Over-the-counter facial moisturizers are a widely-used and commonly recommended skin care product, but a new study from dermatologists at Massachusetts General Hospital (MGH) finds that, when it comes to price, men’s and women’s products are not considered equal.
Their paper, publish in the Journal of Cosmetic Dermatology, reports finding significant, gender-based price discrepancies in a 2018 survey of 110 facial moisturizing products from three top online retailers Amazon, Target, and Walmart. Water constantly evaporates from the deeper layers of the skin, an effect known as transepidermal water loss (TEWL).
Skin maintains a dry
By regulating its water content, skin maintains a dry, easily shed surface as a barrier against pathogens; also dirt, or damage, while protecting itself from drying out and becoming brittle and rigid. The ability to retain moisture depends on the lipid bilayer between the corneocytes.

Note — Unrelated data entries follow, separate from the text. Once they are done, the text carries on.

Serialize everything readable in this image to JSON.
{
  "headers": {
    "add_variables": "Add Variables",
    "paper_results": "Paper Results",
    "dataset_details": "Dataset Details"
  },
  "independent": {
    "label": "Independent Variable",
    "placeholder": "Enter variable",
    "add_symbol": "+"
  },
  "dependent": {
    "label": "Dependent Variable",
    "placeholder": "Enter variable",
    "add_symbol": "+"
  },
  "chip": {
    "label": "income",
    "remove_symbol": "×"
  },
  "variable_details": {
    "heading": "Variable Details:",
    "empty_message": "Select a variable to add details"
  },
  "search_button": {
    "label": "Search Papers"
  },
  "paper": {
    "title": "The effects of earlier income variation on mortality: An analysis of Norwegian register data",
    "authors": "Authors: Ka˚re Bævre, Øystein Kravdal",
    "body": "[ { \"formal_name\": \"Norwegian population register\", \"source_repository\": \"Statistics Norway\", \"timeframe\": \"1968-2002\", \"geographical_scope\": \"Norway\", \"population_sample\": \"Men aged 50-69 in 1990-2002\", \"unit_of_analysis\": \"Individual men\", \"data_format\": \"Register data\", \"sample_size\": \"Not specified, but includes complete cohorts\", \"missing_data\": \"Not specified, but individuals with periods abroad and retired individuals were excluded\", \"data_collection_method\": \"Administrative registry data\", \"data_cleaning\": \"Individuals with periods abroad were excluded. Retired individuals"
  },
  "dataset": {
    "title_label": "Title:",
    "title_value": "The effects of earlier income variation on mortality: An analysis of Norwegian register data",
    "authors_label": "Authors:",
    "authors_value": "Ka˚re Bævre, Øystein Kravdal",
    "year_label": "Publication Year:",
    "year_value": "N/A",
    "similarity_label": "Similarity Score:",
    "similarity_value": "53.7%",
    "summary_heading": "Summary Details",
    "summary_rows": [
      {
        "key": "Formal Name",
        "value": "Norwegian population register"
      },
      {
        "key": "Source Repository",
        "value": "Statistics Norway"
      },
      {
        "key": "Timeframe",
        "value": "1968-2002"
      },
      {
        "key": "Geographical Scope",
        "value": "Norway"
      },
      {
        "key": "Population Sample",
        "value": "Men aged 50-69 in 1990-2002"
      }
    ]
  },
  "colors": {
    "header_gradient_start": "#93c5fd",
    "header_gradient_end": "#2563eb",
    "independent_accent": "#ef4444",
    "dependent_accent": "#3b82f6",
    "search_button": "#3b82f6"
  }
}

Emollients prevent evaporation of water from the skin by forming an occlusive coating on the surface of the stratum corneum. TEWL is normally about 4–8 g/(m²⋅h). A layer of petrolatum apply to normal skin can reduce the TEWL by 50–75% for several hours. Humectants also have an emollient effect; but they act differently, by drawing water into the stratum corneum.
The more lipid in the formulation, the greater the emollient effect. Ointments are more emollient than oily creams; which are more so than aqueous creams; so while most lotions have no emollient effect. If skin is dehydrated, it can lead to serious problems like eczema and rosacea, says the study’s lead author Maryanne Senna, MD, MGH Department of Dermatology.
Despite some recent government led efforts to restrict gender base pricing differences in the retail market; hence their study shows that discriminatory pricing persists and remains a real issue when it comes to dermatologic products. Researchers use three marketing variables language, container color or graphics, and container curvature or shape in order to classify the products into two groups.
Of the 54 facial moisturizers classify as for men, 47 (or 87 percent) contain the word men within the marketing language. In the 56 products target at women, only three were explicitly label “for women.” Still, the products market to women were, on average; so $3.09 more per ounce than those market to men. The total number of fluid ounces per bottle was not significantly different between the groups.
There also was no significant difference between the groups when it came to the number of facial moisturizers label as fragrance free, offering sun protection or anti-aging properties, for sensitive skin, hypoallergenic, or dermatologist recommended.
The authors recommend further study of gender base differences in the pricing of over-the-counter skin care products. The co-lead authors of the report are Athena J. Manatis Lornell and Dustin H. Marks; additional co-authors are Jean-Phillip Okhovat, MD, MPH, and Dina Hagigeorges all of MGH Dermatology.